Стоит подумать тут о трансформации байронического типа в американском контексте, от Мартина Идена – до героев “потерянного поколения”, от них – к людям спонтанного джаза, к протестантам 60-х годов и к хиппи 70-х. В 80-е этот герой как бы выпадает из контекста, его место занимает бодренький прагматик-йаппи, и вот теперь, казалось мне, Ванькино поколение пытается нащупать его вновь.

С интересом я ожидал развития романа. В то время он часто звонил и задавал мне сугубо профессиональные вопросы о романной технике. Вдруг в романе стали происходить несколько обескураживающие неожиданности. Герой стал бледнеть, его оттесняли на периферию какие-то типы, словно пришедшие из экранных боевиков. Потом и это направление стало засыхать, возник какой-то новый полумистический сюжет, основанный на египетских мифах.

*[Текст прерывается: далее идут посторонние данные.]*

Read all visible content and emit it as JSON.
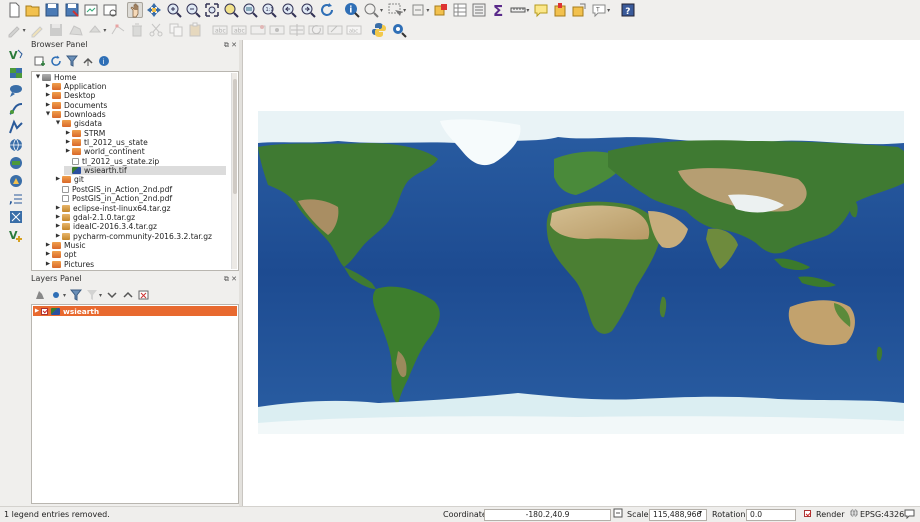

“Знаешь, Вася, что-то не получается у меня с романом”, – признался он однажды по телефону уже из Сан-Франциско. Я стал его убеждать, что, начав роман, надо его обязательно кончить, иначе возникнет ощущение неудачи, а это может плохо отразиться на будущих проектах. Он соглашался со мной, но все реже и реже говорил о романе. Я все-таки был уверен, что в нем нарастает писательство. Он совсем молод и может (должен?) пройти через неудачи. Все это впоследствии будет востребовано необайронизмом.